Building through the Crisis
Euro and Helmut Kohl’s Legacy
A very prestigious British newspaper has recently praised former Chancellor Helmut Kohl’s “capacity to think further ahead than any of his rivals” (Merkel’s nail-biter, in Financial Times, June 28, 2010). Very appropriately in a moment when, faced with the crisis brought on by the near bankruptcy of Greece, many present-day politicians and commentators appear possessed by the urge to invoke profound lessons from the alleged mistakes made by the founders of the “Maastricht order”, in giving life to the single currency without first having brought into being political Europe.
One might wonder whether they are not being somewhat unfair and ungrateful towards the leaders who ruled Europe towards the end of the 20th century. Or, and this is more serious, whether the citizens of the Eurozone, confronted with the crisis pervading western societies, are in such a panic, they have lost all memory and capacity to place current problems in historical perspective.

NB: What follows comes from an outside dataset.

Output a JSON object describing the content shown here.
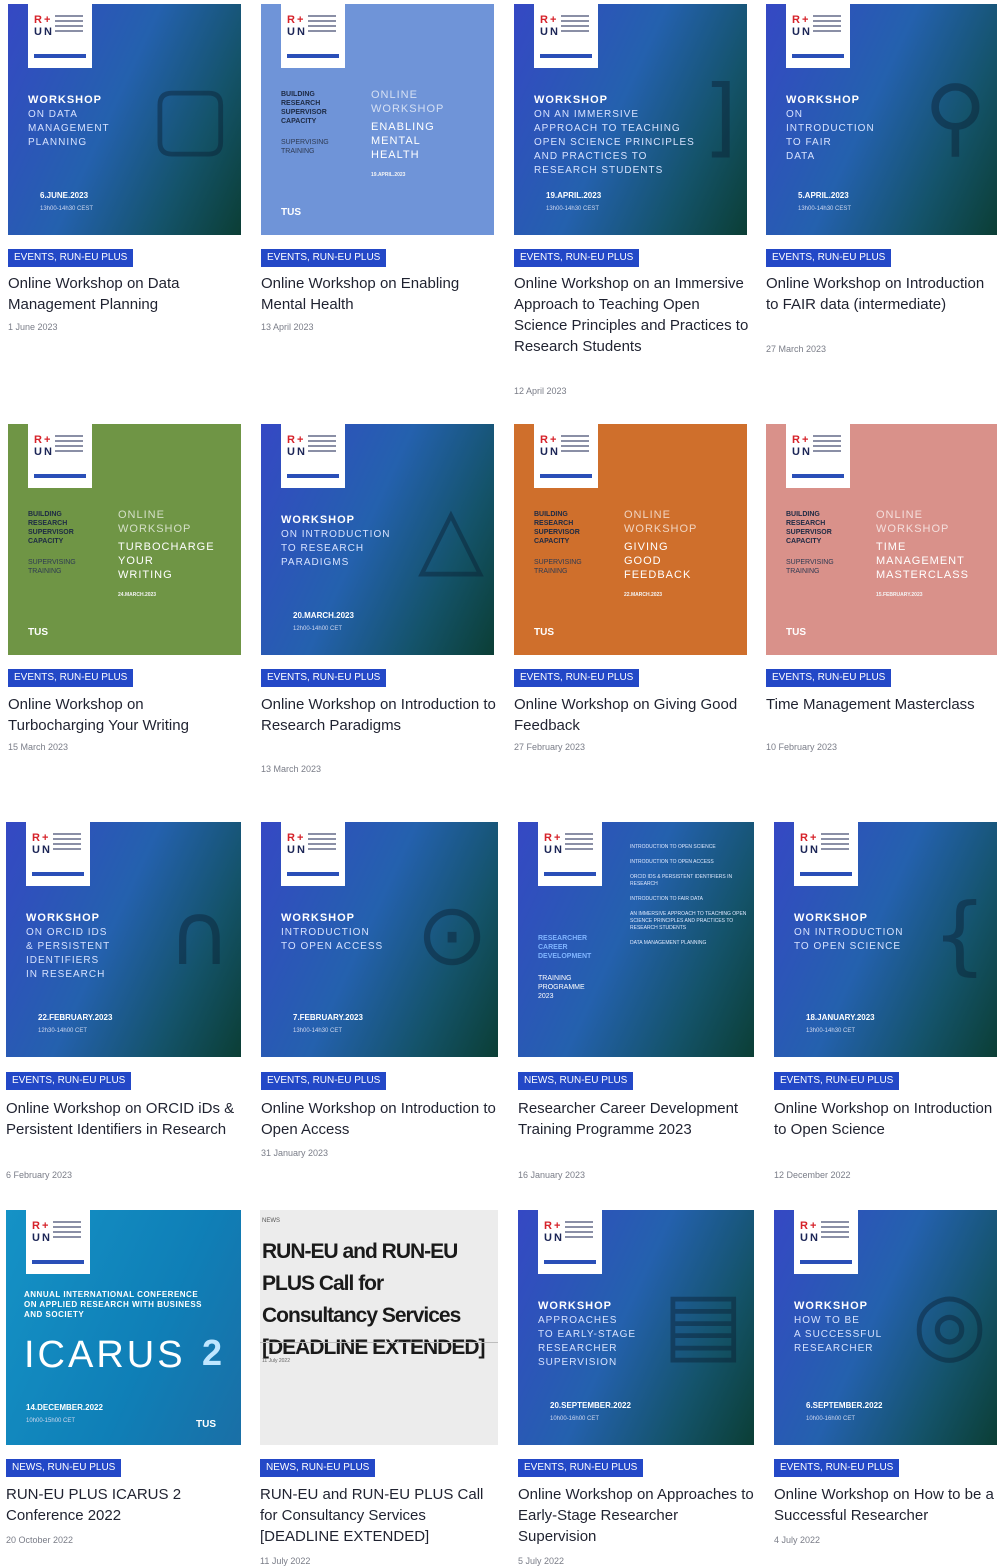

In order to explain the cumulative nature of science, Bernard de Chartres, (12th century) suggested the metaphor of pygmies seated on the shoulders of giants, who see further than the giants themselves (Nani Gigantum humeris insidentes plus quam ipsi Gigantes vident). As citizens of the Eurozone we too ride on the shoulders of giants from the past, giants such as Helmut Kohl. But, unfortunately, we can’t see very far. Probably because at the strange beginning of this millennium we do not have even one hundredth of the political passion which characterised the two preceding centuries.